Father. (Sigh) Who would have ever thought that a billionaire-playboy-brat like me would end up the proud father of five beautiful and brilliant young adults? Actually, it's six, counting Connor, even if I hadn't gotten the privilege of really raising him as a real father should. 

Well, I must say that it's more than just Felicity's genes and mine; I believe that the greater reason behind that success is the committed partnership in parenting that my wife and I have shared all these years. Felicity is a terrific mother. That's actually one of her most admirable qualities – one that drew me to her the very first time we met at the park when she and I were still single parenting. She wasn't just a pretty face with a winsome smile and a sense of humor. I saw how much she adored and cared for little Emily. And the more I got to know her, the more I became convinced that she was the perfect woman who would fill the void in my life and in my son Stephen's life that my first wife Laurel had left when she died of cancer. Felicity did more than fill that void; she breathed life and joy into our lives. She still does. She helped make me the man that I am today. I wouldn't be the kind of father that I am today if not for her.

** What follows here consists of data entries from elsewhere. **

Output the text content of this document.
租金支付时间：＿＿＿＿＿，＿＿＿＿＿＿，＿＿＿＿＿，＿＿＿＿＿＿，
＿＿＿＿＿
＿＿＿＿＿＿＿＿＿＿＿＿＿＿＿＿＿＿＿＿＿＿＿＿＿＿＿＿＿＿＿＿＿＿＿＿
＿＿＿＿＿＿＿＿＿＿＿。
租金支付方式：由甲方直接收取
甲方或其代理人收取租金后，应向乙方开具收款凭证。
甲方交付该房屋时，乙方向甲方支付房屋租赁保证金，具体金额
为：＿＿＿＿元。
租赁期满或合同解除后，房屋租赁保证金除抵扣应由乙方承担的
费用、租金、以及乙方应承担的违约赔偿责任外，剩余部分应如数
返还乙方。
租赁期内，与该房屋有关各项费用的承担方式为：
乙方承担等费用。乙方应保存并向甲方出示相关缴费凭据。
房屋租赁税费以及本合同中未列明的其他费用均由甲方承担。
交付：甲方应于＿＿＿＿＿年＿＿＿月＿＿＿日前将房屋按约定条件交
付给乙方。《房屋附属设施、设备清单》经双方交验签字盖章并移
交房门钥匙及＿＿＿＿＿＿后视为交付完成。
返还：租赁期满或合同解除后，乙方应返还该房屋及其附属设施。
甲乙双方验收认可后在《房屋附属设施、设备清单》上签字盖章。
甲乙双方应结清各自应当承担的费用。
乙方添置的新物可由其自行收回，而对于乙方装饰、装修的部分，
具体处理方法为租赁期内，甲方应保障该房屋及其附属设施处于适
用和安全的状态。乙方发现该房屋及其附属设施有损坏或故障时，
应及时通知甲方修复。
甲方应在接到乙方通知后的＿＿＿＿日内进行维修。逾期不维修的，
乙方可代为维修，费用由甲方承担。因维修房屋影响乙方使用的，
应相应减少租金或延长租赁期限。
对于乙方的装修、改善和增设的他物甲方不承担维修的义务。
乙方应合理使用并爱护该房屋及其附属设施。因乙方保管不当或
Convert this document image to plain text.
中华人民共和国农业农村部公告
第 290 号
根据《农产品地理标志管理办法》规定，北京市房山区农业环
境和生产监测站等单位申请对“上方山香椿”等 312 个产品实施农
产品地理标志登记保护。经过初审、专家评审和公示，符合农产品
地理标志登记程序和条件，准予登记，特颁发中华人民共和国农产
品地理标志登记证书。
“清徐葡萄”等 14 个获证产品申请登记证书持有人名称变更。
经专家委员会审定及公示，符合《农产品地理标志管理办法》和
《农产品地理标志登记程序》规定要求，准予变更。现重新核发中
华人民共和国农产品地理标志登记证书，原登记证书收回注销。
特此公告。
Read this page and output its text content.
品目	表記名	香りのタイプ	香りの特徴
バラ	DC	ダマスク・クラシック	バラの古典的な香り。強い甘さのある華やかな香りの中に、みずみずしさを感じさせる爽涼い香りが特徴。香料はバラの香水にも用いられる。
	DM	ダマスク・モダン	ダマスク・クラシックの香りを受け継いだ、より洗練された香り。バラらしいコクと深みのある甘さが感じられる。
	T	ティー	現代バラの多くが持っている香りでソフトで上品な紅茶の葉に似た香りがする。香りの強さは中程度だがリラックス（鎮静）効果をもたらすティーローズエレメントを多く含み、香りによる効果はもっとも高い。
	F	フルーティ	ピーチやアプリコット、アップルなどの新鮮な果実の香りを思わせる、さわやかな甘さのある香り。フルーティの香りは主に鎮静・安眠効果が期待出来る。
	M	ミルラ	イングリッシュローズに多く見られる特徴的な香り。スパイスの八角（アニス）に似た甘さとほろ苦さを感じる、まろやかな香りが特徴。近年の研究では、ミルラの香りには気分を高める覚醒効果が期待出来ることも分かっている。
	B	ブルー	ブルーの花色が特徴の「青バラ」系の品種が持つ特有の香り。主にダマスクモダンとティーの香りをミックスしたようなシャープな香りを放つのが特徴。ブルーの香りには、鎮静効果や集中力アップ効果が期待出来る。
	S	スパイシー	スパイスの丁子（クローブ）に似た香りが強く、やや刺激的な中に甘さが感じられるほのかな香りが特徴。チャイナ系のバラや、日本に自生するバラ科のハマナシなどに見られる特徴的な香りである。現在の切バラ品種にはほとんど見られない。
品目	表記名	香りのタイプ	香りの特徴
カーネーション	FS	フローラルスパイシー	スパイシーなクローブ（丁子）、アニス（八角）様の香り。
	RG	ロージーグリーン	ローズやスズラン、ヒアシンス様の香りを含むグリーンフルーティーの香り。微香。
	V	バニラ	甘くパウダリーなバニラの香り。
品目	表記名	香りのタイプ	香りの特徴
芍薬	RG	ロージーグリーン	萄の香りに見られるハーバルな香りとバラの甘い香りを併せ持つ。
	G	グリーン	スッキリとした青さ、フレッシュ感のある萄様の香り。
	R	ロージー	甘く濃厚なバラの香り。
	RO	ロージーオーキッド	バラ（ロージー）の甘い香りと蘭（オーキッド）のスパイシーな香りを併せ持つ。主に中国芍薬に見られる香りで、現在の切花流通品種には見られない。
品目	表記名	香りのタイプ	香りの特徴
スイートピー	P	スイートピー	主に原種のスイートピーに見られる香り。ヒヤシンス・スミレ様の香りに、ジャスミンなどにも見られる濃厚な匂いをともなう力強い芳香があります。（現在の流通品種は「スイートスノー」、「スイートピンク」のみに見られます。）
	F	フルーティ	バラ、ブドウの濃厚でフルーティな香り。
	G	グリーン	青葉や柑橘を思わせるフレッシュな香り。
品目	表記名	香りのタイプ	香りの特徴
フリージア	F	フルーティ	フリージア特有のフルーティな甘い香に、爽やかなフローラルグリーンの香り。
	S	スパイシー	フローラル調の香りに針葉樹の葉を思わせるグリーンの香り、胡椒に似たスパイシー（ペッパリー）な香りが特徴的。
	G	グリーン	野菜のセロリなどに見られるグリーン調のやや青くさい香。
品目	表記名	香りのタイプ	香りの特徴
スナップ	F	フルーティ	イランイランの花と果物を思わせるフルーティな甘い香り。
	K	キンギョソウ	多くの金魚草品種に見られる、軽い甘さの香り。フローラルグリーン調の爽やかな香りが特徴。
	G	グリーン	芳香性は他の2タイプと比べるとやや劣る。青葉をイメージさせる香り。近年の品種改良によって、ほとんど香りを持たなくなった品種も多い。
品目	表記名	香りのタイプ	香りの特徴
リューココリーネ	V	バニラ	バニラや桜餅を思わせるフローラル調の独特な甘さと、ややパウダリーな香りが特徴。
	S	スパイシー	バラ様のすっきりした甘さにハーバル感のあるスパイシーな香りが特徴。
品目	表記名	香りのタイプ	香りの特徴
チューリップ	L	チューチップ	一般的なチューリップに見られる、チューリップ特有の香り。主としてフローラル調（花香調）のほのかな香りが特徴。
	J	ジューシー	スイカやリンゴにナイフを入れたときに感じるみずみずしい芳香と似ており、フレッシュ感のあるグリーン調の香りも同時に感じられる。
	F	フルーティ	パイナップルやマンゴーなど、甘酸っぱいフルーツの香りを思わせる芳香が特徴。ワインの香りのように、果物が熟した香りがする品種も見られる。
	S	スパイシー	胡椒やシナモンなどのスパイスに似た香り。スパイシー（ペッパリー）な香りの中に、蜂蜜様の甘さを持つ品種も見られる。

Father. I didn't know how profound that word really is. Until today. The day the last of the Queen siblings left home. It's Father's Day, actually, and we had been in church this morning. We had plenty of time to attend the service and listen to the Father's Day sermon before heading to the airport in time for Carrie's check-in. Our beloved Reverend Olsen is finally retiring at 78, and he delivered his last sermon on a particularly interesting Psalm that talks about the family, which really got my undivided attention.